Patrick Hayes over at Spiked (12th April) had a closer look at that Observer story:-
Something very odd happened at the weekend. A 40-year-old member of the far-right British National Party (BNP) was arrested for burning a copy of the Koran in his own back garden. Yes, it is apparently now a crime to express your disdain for a certain religious faith in the privacy of your own home. But that’s not the end of it. What makes this case especially odd is that the man in question - Sion Owens - was reported to the police by a broadsheet newspaper that claims to be liberal: the Observer. Since when has it been the job of the respectable, left-leaning press to grass people up to the cops for alleged speech crimes?
It’s worth reading the whole article. Henry Porter, the freedom of speech campaigner who writes for the Observer, had this to say:-
On the face of it, though, it would seem a doubtful decision because handing over the video, which appears to have been made for private use and was in a sense a private expression of this individual’s views, is likely to inflame feelings more than if the matter was simply ignored. That is the practical aspect.
….
‘If there is evidence that the individual was about to publish the video, then I think there is perhaps cause for police action because of what happened a few days ago in Afghanistan where several people lost their lives. It is a delicate issue and by no means clear cut. However, it is the case that prohibition of an act, whether in public or private, often makes that act more likely to occur. That is why I am against the ban on the burqa in France.’
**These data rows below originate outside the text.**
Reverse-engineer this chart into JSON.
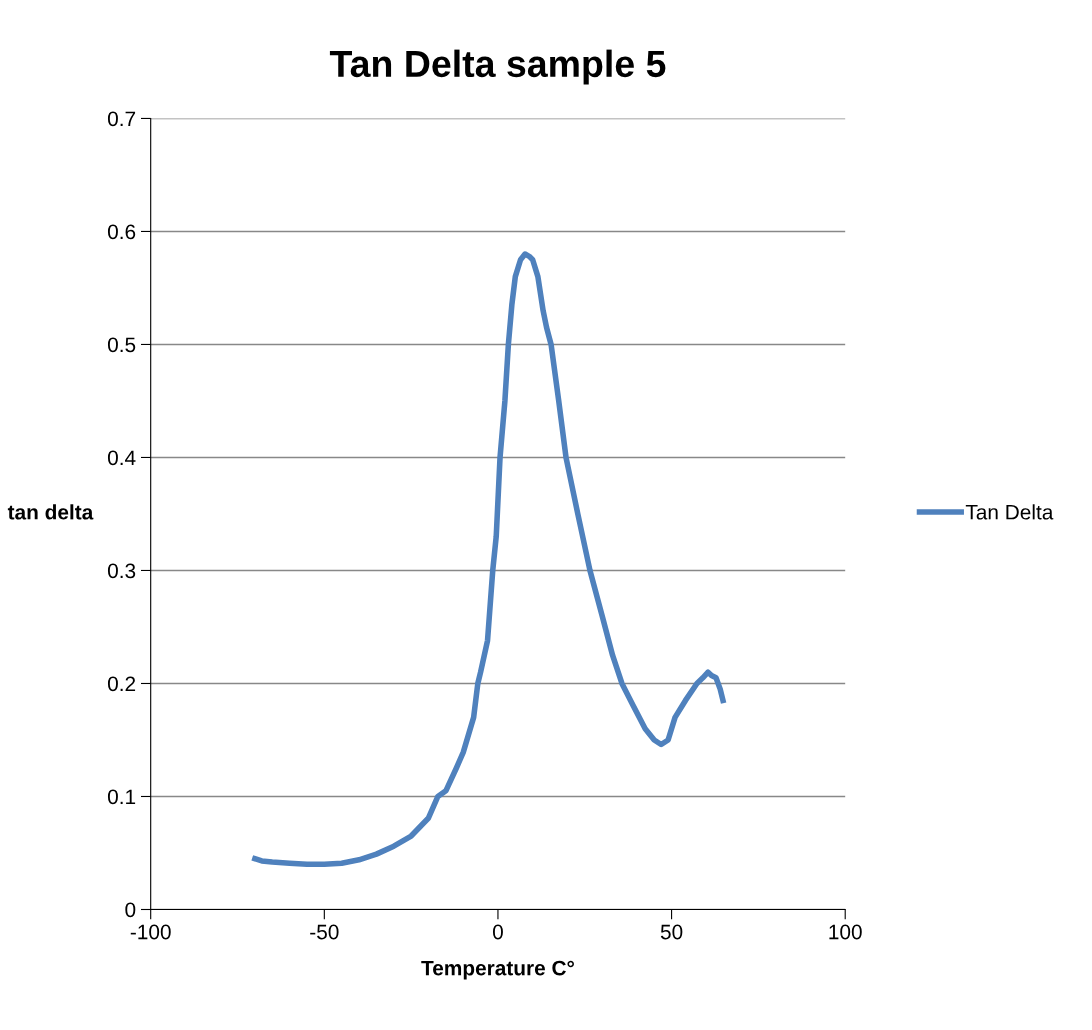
{
  "chart_data": {
    "type": "line",
    "title": "Tan Delta sample 5",
    "xlabel": "Temperature C°",
    "ylabel": "tan delta",
    "series": [
      {
        "name": "Tan Delta",
        "color": "#4f81bd",
        "x": [
          -70,
          -68,
          -65,
          -60,
          -55,
          -50,
          -45,
          -40,
          -35,
          -30,
          -25,
          -20,
          -17.3,
          -15,
          -12,
          -10,
          -7,
          -5.8,
          -5,
          -3,
          -1.5,
          -0.5,
          0.6,
          2,
          3,
          4,
          5,
          6.5,
          7.8,
          9,
          10,
          11.5,
          13,
          14,
          15.3,
          17.5,
          19.6,
          23,
          26.5,
          30,
          33,
          35.7,
          39,
          42.4,
          45,
          47,
          49,
          51,
          54,
          57.3,
          59,
          60.5,
          61.5,
          62.8,
          64,
          64.8
        ],
        "values": [
          0.045,
          0.043,
          0.042,
          0.041,
          0.04,
          0.04,
          0.041,
          0.044,
          0.049,
          0.056,
          0.065,
          0.081,
          0.1,
          0.105,
          0.125,
          0.139,
          0.17,
          0.2,
          0.21,
          0.238,
          0.3,
          0.33,
          0.4,
          0.45,
          0.5,
          0.535,
          0.56,
          0.575,
          0.58,
          0.578,
          0.575,
          0.56,
          0.53,
          0.515,
          0.5,
          0.45,
          0.4,
          0.35,
          0.3,
          0.26,
          0.225,
          0.2,
          0.18,
          0.16,
          0.15,
          0.146,
          0.15,
          0.17,
          0.185,
          0.2,
          0.205,
          0.21,
          0.207,
          0.205,
          0.195,
          0.185
        ]
      }
    ],
    "xlim": [
      -100,
      100
    ],
    "xticks": [
      -100,
      -50,
      0,
      50,
      100
    ],
    "ylim": [
      0,
      0.7
    ],
    "yticks": [
      0,
      0.1,
      0.2,
      0.3,
      0.4,
      0.5,
      0.6,
      0.7
    ],
    "grid": "y",
    "legend": "right",
    "marker": "none",
    "line_style": "solid"
  }
}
Spiked is predictably robust on this matter:-
Unlike Porter, I believe that Sion Owens should also have had the freedom to release the film into the public domain, if he so chose. Freedom of speech, the cornerstone of all our freedoms, is too often compromised on the grounds that people might be harmed as a result of it. But people should be trusted to make up their own minds about whether to act upon footage of some idiot burning the Koran, rather than prevented by the state from seeing such footage in case it drives them crazy. To censor is to treat the public as a pogrom-in-waiting, whose eyes must be protected from offensive words and imagery. It is an updated, perhaps slightly more PC version of the same patronising assumptions that were exposed in the Lady Chatterley Trial: ‘Would you let your wife or servant read it?’ The question some are implicitly asking in relation to the BNP Koran video is: ‘Would you let the white working classes watch it?’ or ‘Would you let angry Muslims watch it?’. Perhaps that is what Townsend was getting at when he said the video could have ‘serious violent repercussions’.
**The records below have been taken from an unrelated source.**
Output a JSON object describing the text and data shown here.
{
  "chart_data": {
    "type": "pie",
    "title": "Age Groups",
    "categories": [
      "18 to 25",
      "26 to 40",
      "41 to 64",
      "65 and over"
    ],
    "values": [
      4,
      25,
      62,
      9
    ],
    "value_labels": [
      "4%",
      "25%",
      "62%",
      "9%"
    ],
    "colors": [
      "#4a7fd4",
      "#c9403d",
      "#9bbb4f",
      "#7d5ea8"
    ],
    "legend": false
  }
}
Spiked does love leaping on liberals for their patronising assumptions about the violent tendencies of the canaille. But in this case it’s a reasonable assumption after the reaction to Terry Jones’s burning of the Qu’ran. These incidents are opportunities that are ramped up by religious and state leaders and violence and deaths are the result.
Arresting people though for acts which if publicised are likely to cause violence and harm somewhere in the world is untenable. There’s nothing much we can do about it. The lynch mobs led by the witch denouncers are going to have their days of rampage in the global village.
McLuhan coined the phrase “global village” to describe the hyper-networked world that was already taking shape. He had no illusions, though, about the nobility of village life. Our newly TV-, telephone-, and radio-enwebbed multiverse could just as easily be ruled by “panic terrors … befitting a world of tribal drums” as by any bright pastoral harmony. And so it was and is.
The latest news I could find about the case against the Qu’ran burner was (12th April):-
Sion Owens, aged 41, was charged with a public order offence on Saturday.
When he appeared at Swansea Magistrates Court the Crown Prosecution Service said it was withdrawing the case against him.
But it said that investigations would continue and that "almost certainly other proceedings will ensue."
And of course I would never have googled this guy if the Observer hadn’t handed his video of the book burning to the police.